COMMUNITY MEMORIES TO BE SHOWCASED AT KZN ECO-MUSEUM

The culmination of a three-year research project run by the Sinomlando Centre – a research and community development centre attached to UKZN’s School of Religion, Philosophy and Classics – and local NGO Mpophomeni Tourism Experience (ZMTE), was one of the highlights of the pre-launch of the Zulu Mpophomeni Eco-Museum on 12 December.

The Sinomlando Centre presented two volumes of interview transcripts relating to the history of Mpophomeni which will be showcased soon at the Mpophomeni Eco-Museum in Montrose House. The project was funded by the National Lottery.

Interviews were conducted by community members trained in oral history by the Sinomlando Centre.  The two volumes of interviews represent a massive amount of information on the history of the township: 310 pages in English and 210 pages in isiZulu.

Sinomlando is isiZulu for ‘we have a history’. The mission of the Sinomlando Centre is to build capacity in oral history and memory work in people and communities.

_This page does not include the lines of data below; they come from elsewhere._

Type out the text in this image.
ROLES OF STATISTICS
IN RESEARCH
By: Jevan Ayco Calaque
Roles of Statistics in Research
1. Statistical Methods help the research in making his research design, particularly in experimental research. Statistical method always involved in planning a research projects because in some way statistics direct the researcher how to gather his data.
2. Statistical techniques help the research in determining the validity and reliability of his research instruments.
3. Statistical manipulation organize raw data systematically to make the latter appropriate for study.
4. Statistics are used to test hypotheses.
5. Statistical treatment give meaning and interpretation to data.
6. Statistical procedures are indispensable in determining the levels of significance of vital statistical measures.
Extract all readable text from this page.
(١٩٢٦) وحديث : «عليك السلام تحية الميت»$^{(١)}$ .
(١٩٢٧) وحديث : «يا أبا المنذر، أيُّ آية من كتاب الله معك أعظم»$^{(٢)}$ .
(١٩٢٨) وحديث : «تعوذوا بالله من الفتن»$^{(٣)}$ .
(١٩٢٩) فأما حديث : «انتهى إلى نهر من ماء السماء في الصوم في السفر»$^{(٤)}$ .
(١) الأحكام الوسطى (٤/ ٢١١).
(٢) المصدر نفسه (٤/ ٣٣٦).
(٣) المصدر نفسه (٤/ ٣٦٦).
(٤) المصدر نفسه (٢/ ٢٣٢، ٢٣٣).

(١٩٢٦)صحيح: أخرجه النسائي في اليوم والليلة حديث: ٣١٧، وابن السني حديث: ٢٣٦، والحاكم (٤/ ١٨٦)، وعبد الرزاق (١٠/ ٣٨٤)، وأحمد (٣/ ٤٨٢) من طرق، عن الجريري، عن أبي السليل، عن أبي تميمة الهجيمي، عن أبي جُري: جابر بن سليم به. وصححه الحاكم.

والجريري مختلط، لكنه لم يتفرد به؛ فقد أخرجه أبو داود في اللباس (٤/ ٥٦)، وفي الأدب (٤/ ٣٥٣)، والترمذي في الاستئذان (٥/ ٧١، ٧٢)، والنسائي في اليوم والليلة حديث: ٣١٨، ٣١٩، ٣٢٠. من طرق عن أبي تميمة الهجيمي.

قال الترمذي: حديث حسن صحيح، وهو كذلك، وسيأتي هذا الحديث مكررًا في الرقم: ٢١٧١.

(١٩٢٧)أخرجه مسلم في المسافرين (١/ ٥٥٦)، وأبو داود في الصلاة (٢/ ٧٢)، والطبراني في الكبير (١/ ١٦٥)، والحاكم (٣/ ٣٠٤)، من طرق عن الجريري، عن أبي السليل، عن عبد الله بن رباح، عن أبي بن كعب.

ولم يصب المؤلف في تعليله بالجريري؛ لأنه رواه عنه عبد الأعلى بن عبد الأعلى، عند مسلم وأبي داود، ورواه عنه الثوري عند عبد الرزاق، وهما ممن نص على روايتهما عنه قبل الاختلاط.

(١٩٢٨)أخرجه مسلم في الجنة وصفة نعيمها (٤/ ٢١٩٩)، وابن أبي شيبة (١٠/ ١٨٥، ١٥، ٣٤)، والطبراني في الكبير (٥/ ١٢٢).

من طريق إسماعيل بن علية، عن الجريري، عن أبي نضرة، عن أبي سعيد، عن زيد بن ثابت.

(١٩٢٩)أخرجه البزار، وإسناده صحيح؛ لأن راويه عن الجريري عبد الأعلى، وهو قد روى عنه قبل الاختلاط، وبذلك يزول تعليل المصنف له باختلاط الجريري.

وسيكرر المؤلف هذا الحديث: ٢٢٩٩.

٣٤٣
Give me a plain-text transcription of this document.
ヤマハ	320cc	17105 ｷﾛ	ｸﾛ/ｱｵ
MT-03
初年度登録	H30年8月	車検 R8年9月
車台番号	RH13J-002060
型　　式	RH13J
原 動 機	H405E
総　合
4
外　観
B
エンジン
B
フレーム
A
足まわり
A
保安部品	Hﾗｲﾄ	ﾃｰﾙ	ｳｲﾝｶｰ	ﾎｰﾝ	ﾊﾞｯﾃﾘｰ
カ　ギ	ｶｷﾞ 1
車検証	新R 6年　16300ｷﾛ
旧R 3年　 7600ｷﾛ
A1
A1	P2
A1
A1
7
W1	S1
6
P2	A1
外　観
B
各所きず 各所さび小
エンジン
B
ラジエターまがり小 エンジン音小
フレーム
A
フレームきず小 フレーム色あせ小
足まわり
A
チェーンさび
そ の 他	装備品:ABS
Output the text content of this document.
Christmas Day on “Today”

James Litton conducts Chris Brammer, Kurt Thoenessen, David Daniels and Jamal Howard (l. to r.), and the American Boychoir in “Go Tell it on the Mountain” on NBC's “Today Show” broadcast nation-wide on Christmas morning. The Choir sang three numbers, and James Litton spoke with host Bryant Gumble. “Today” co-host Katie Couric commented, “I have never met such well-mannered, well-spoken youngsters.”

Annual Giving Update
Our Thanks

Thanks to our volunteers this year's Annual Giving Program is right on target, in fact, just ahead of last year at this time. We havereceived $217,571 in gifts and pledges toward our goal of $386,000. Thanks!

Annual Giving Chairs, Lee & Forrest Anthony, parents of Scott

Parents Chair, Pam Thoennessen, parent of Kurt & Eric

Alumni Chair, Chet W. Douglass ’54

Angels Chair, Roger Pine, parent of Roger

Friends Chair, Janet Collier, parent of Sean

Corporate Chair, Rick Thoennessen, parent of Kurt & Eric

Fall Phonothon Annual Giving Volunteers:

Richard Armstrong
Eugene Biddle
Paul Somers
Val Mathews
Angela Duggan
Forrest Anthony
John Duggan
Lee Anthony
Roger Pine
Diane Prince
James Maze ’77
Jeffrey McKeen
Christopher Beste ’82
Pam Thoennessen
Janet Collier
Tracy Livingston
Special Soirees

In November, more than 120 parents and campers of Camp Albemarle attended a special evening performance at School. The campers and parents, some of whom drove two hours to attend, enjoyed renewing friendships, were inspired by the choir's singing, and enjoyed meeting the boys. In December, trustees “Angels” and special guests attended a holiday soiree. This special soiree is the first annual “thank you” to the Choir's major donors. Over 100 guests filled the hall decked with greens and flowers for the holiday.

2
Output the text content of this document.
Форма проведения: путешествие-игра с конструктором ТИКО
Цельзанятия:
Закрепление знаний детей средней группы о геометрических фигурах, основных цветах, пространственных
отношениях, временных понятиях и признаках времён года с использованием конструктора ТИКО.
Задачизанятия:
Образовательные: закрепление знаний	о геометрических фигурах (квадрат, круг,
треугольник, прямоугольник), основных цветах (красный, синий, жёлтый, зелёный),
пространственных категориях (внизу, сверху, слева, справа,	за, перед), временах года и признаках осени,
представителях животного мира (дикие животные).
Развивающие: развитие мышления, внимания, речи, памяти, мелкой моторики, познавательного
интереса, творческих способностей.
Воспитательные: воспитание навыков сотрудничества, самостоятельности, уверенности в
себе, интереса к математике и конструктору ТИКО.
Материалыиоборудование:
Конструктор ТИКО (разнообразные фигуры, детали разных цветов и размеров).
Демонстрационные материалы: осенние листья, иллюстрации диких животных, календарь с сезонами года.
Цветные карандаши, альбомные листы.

Established in the vicinity of Howick in the late 1960s, Mpophomeni paid a heavy price as a result of the civil war between the UDF and Inkatha in the 1980s and 1990s. Hundreds of residents lost their jobs after a strike at the nearby Sarmcol factory in 1985.

A delegation from Virginia Commonwealth University (VCU) in the United States, attended a week-long oral history workshop facilitated by the Sinomlando Centre in Pietermaritzburg, was present at the launch. They gained valuable insights for an oral history project they intend to conduct with former members of the civil rights movement; mostly African American activists, in the state of Virginia. The delegation included Henry L Marsh III, a member of the American Senate and a former civil rights activist himself.

Also present at the event were representatives of the Department of Arts and Culture and the Umgeni Municipality as well as community members and foreign visitors.